I love my brother and he's very cute but he doesn't come first; I came first, and he needs to lern that. If he lerns it, we'll be a good brother and sister, very hapy in are famly to-gether. But if he ever stops anything good hapening to me agen, this will be how it starts untill he lerns. Not only that but I'll make shore I do it at the bottom of the stares so it looks like he felled. May be give him a few bruses first. Like a aks-i-dent.
Looking at my doll with that leg all sticking out and busted makes me wonder if it would make a sound like when Daddy pulls the leg off from the thanksgiven turkey. Gess I'll find out.
Reader Comments (7)
I don't have the words to say just how much I loved this.
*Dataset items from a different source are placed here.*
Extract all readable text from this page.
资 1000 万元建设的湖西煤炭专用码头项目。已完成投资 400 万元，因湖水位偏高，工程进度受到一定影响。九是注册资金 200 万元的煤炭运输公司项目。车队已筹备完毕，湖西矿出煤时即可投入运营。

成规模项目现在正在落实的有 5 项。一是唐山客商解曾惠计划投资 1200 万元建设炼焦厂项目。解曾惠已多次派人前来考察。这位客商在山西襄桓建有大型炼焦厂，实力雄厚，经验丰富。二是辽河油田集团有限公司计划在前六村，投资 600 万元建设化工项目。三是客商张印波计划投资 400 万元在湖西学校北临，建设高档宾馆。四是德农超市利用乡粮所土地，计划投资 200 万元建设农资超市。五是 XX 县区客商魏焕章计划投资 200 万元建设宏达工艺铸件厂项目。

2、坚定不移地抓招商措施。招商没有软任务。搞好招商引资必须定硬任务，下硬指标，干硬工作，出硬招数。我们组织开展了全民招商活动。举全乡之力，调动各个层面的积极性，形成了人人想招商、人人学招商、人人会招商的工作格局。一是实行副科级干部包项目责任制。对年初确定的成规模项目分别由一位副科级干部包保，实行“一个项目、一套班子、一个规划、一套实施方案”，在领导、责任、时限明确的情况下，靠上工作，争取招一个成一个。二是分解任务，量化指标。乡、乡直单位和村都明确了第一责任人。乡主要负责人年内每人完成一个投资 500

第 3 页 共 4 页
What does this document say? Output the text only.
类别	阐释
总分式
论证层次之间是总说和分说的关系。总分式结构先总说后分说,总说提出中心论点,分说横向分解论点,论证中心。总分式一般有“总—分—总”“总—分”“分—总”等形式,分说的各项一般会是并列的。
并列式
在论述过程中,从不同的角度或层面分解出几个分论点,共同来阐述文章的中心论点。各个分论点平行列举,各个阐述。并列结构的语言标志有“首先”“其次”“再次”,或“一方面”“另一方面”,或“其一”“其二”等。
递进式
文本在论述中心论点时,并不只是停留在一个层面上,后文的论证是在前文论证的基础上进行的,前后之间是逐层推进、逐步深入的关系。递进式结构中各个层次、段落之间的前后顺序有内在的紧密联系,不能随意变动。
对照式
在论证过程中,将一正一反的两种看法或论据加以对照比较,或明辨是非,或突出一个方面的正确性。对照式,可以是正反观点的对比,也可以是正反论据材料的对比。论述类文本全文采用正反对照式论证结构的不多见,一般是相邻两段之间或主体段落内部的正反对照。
Oh Laura, thank you so much! It wouldn't have existed without your blog and the fine writing I read on it.
This is an awesome piece, D. Just the right amount of creepy. And now I am scared to sleep in my house - we have lots of dolls in various states of dishevelment ...
Whoa! Powerful stuff, D.
Dolls are indeed creepy, it's true.
Thanks again, y'all. Always nice to know these mad words get read.
It almost makes you revive the notion of innocence in childhood. Fantastic use of the creepy doll thing as a vehicle to to illustrate this. I thought it was pure dead brilliant, Daw
Gordon, in the immortal words, "innocent of what?" But yes, childhood is a dream that can easily turn bad as the filters aren't yet working. Appreciate the comments.